Effective Date: January 1st, 2025

 

1. Categories of Personal Information Collected

 We collect information such as:

  • Contact details (name, email, phone)

  • Client company info

  • User account data for our managed services

  • Device and network information

  • Usage logs for support and security

 

2. Purpose of Collection

  • Providing and improving managed security services

  • Detecting and responding to security incidents

  • Customer support and troubleshooting

  • Compliance with legal obligations

 

3. Disclosure/Sharing Practices

We do not sell personal information as defined by the CCPA/CPRA. We may share data with vendors, service providers, and legal authorities only as needed for business operations and protection.

 

4. California Consumer Rights

  • California residents have the right to:

  • Know the categories and specific pieces of personal information collected and disclosed

  • Request deletion or correction of personal information

  • Opt-out of the sale or sharing of personal data (“Do Not Sell or Share My Personal Information”)

  • Limit use of sensitive personal information (where applicable)

  • Nondiscrimination for exercising these rights

 

5. Submitting Requests

To exercise your California privacy rights, email us at privacy@firmguardian.com. We may require verification of your identity.

 

6. Data Retention and Security

We retain personal information and secure it following industry standard practices including, but not limited to:

  • Data Minimization: Collect only the personal information necessary for the specific business purposes stated.

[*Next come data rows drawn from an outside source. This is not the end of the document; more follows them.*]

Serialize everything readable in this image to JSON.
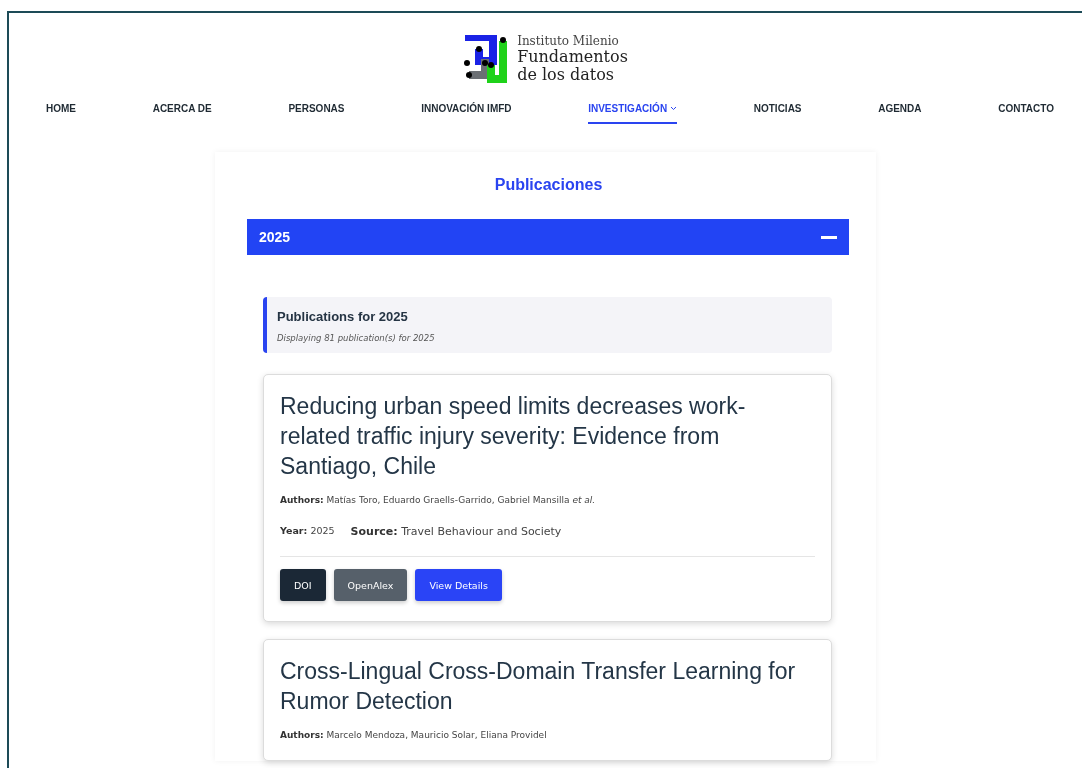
{
  "logo": {
    "line1": "Instituto Milenio",
    "line2": "Fundamentos",
    "line3": "de los datos"
  },
  "nav": [
    {
      "label": "HOME",
      "selected": false,
      "dropdown": false
    },
    {
      "label": "ACERCA DE",
      "selected": false,
      "dropdown": false
    },
    {
      "label": "PERSONAS",
      "selected": false,
      "dropdown": false
    },
    {
      "label": "INNOVACIÓN IMFD",
      "selected": false,
      "dropdown": false
    },
    {
      "label": "INVESTIGACIÓN",
      "selected": true,
      "dropdown": true
    },
    {
      "label": "NOTICIAS",
      "selected": false,
      "dropdown": false
    },
    {
      "label": "AGENDA",
      "selected": false,
      "dropdown": false
    },
    {
      "label": "CONTACTO",
      "selected": false,
      "dropdown": false
    }
  ],
  "page_title": "Publicaciones",
  "year_section": {
    "label": "2025",
    "expanded": true
  },
  "info": {
    "title": "Publications for 2025",
    "subtitle": "Displaying 81 publication(s) for 2025"
  },
  "publications": [
    {
      "title": "Reducing urban speed limits decreases work-related traffic injury severity: Evidence from Santiago, Chile",
      "authors_label": "Authors:",
      "authors": "Matías Toro, Eduardo Graells-Garrido, Gabriel Mansilla *et al.*",
      "year_label": "Year:",
      "year": "2025",
      "source_label": "Source:",
      "source": "Travel Behaviour and Society",
      "buttons": [
        {
          "label": "DOI",
          "kind": "dark"
        },
        {
          "label": "OpenAlex",
          "kind": "grey"
        },
        {
          "label": "View Details",
          "kind": "primary"
        }
      ]
    },
    {
      "title": "Cross-Lingual Cross-Domain Transfer Learning for Rumor Detection",
      "authors_label": "Authors:",
      "authors": "Marcelo Mendoza, Mauricio Solar, Eliana Providel"
    }
  ]
}
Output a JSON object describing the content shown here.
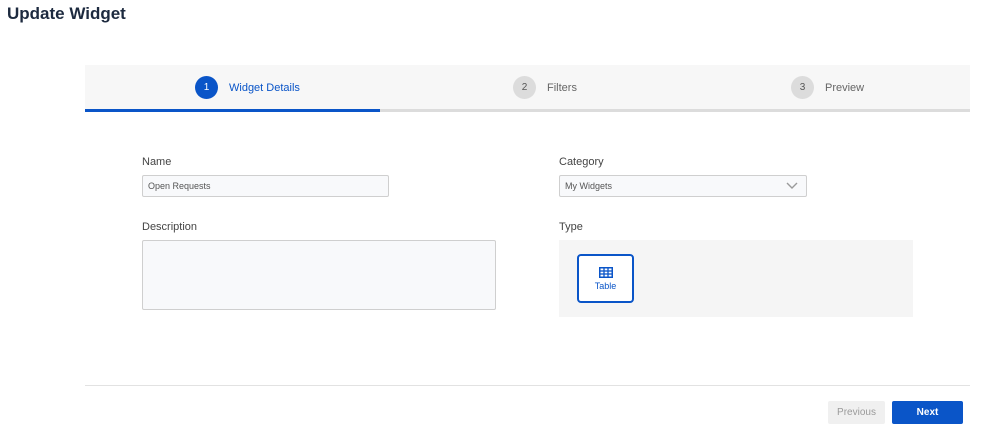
{
  "page": {
    "title": "Update Widget"
  },
  "stepper": {
    "steps": [
      {
        "number": "1",
        "label": "Widget Details",
        "active": true
      },
      {
        "number": "2",
        "label": "Filters",
        "active": false
      },
      {
        "number": "3",
        "label": "Preview",
        "active": false
      }
    ]
  },
  "form": {
    "name": {
      "label": "Name",
      "value": "Open Requests"
    },
    "category": {
      "label": "Category",
      "value": "My Widgets"
    },
    "description": {
      "label": "Description",
      "value": ""
    },
    "type": {
      "label": "Type",
      "options": [
        {
          "label": "Table",
          "icon": "table-icon",
          "selected": true
        }
      ]
    }
  },
  "footer": {
    "previous_label": "Previous",
    "next_label": "Next"
  },
  "colors": {
    "accent": "#0a55c8",
    "inactive_step": "#dcdcdc"
  }
}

  • Data Retention Controls: Retain personal information only as long as needed to fulfill legal, contractual, or business purposes, and securely delete or anonymize data afterward.

  • Data Security: Employ technical safeguards such as encryption, multi-factor authentication, firewalls, and regular security

  • Employee Training: Train employees regularly on privacy obligations, security awareness, data handling practices, and breach response protocols.

  • Vendor Management: Ensure all third-party vendors and service providers comply with the same privacy and security standards.

 

7. Non-Discrimination

We will not discriminate against you for exercising your rights under the CCPA/CPRA.

 

8. Updates

We update this policy as needed and review it at least annually. Any changes will be posted on this page with a new effective date.